ÖNDERLİĞİMİZİN FİZİKİ ÖZGÜRLÜĞÜ SAĞLANMALIDIR
Atina Kürt Kültür Derneği adına konuşan İsmet Kurt da, konuşmasına Paris şehitlerini anarak başladı. Kurt, “Hayri Demir ‘halkıma borçlu yazın’ demişti. Bedeni eriyor, son demlerini yaşıyordu ama halkına borçlu hissediyordu. Heval Zîlan, düşmanın kalbinde bedenini patlattı. Biz onların mirasçılarıyız. Bizim şehitlerimizin vasiyetlerini yerine getirmemiz gerekiyor. Böyle bir sorumluluğumuz var. Türk televizyonlarında kirli bir propaganda dönüyor. Onlara göre Kürt halkı bitmiş, mücadelemiz bitmiş. Ama Kürt halkının gerçekliği nedir? Önderliğin ayağına giden, Türk devletinin en büyük faşisti olan Devlet Bahçeli oldu. Neden gitti? Kendisi itiraf etti. Ülkelerinin dağılmasından korktukları için Önderliğin kapısına gittiler. Bunu söyleyen kendileridir. Ve bu bizim gücümüzün, mücadelemizin gerçekliğidir. Bu süreçte dilimizi, varlığımızı kabul ettireceğiz. İran için de az kaldı. Orayı da özgürleştireceğiz. İnsanlık tarihinde yerimizi güçlü bir şekilde yazıyoruz.

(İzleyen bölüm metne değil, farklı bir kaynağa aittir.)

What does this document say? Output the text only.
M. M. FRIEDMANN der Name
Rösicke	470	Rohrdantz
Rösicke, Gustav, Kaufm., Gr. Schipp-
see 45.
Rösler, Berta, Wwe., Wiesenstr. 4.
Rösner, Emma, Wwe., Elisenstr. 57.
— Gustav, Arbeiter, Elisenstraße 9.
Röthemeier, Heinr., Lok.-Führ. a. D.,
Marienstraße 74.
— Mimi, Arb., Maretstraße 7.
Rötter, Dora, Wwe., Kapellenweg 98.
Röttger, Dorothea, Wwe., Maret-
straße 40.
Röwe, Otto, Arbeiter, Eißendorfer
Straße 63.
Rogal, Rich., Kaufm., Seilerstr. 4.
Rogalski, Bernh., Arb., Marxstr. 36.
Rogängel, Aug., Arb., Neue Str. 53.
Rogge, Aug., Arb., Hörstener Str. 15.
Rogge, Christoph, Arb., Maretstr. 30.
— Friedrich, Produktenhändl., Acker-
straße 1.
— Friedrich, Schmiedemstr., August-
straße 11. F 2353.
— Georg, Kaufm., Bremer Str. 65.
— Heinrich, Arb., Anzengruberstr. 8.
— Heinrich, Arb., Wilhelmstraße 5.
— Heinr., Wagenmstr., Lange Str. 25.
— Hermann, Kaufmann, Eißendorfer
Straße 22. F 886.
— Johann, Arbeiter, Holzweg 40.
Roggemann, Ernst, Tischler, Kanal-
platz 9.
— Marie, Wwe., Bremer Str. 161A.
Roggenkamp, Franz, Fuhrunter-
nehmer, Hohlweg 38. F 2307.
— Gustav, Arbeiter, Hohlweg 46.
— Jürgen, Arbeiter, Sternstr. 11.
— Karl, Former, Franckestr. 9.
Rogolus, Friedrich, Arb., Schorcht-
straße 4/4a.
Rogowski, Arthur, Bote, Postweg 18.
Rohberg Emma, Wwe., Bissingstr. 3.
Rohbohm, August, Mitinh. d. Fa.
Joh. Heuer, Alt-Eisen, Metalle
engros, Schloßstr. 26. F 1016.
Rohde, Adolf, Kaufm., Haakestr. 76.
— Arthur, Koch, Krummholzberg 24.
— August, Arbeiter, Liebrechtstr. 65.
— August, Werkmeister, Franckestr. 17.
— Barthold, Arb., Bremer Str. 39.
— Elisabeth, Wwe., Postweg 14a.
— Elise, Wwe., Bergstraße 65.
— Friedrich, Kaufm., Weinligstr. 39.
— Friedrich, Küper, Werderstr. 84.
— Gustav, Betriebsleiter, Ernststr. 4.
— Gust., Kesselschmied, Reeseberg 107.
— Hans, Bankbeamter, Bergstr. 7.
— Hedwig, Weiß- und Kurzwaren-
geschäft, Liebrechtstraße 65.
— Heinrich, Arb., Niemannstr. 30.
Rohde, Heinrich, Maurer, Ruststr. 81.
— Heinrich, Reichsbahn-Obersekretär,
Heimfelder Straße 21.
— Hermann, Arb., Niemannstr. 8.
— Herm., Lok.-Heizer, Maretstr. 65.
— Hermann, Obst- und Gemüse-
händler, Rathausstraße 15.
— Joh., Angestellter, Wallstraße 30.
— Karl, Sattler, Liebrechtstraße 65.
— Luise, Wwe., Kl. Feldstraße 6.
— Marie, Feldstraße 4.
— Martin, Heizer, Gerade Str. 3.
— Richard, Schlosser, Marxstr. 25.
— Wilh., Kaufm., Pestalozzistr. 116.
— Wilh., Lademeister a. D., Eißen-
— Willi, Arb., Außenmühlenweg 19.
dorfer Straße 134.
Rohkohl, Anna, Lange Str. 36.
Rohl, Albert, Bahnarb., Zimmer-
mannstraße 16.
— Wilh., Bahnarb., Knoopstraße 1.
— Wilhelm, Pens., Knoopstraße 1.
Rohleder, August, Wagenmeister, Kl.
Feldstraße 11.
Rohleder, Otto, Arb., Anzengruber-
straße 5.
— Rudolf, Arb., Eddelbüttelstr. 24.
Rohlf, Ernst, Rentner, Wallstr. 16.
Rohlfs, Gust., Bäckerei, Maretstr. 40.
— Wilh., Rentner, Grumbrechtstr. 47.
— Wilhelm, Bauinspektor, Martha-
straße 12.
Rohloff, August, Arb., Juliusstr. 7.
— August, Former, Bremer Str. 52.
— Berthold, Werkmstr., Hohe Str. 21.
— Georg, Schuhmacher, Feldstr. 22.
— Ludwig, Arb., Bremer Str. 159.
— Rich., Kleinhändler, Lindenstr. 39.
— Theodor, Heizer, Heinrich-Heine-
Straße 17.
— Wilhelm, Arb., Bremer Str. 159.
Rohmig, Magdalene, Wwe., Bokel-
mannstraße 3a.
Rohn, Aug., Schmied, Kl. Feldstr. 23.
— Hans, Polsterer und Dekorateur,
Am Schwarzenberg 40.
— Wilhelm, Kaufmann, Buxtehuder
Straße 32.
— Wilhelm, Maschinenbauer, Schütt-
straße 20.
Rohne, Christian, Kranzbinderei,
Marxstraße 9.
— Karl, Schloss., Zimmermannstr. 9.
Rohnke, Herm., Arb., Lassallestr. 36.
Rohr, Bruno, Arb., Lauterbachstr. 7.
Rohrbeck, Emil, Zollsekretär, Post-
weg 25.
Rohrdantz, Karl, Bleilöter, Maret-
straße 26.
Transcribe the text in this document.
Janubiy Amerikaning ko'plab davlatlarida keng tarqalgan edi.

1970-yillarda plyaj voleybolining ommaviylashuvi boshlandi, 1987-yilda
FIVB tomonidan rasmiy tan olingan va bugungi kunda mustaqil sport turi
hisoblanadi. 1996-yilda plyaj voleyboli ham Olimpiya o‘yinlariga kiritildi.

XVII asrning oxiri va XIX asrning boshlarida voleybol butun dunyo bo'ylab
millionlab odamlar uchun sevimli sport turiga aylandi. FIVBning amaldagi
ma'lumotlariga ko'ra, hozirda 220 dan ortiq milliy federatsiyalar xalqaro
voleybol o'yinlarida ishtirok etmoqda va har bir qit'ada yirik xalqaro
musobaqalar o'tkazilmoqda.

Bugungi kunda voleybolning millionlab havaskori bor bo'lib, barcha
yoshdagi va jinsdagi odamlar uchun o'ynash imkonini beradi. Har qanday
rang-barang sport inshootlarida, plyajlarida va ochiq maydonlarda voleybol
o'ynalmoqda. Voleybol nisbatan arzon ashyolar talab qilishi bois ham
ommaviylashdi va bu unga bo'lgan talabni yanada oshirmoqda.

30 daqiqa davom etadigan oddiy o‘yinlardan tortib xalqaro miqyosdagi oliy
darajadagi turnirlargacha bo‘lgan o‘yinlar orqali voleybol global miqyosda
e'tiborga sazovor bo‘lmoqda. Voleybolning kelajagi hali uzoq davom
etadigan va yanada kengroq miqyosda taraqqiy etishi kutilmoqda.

Omuzlarımıza büyük bir yük düştü. Bu yükü layığıyla taşımalıyız. Sürece ve Rêber Apo’ya öz eleştiri de vermemiz gerekiyor. Biz ne kadar sürece cevap olabiliyoruz bunu düşünmemiz, konuşmamız gerekiyor. Olmak/olmamak savaşına kendimizi hazırlamalıyız. Artık Önderliğimiz halkının arasında olmalıdır. Fiziki özgürlüğünü sağlamalıyız. Dört parça Kürdistan’da özgür yaşamalıyız” dedi.
Konuşmaların ardından şehitlerin mücadelelerine ilişkin sinevizyon gösterime sunuldu.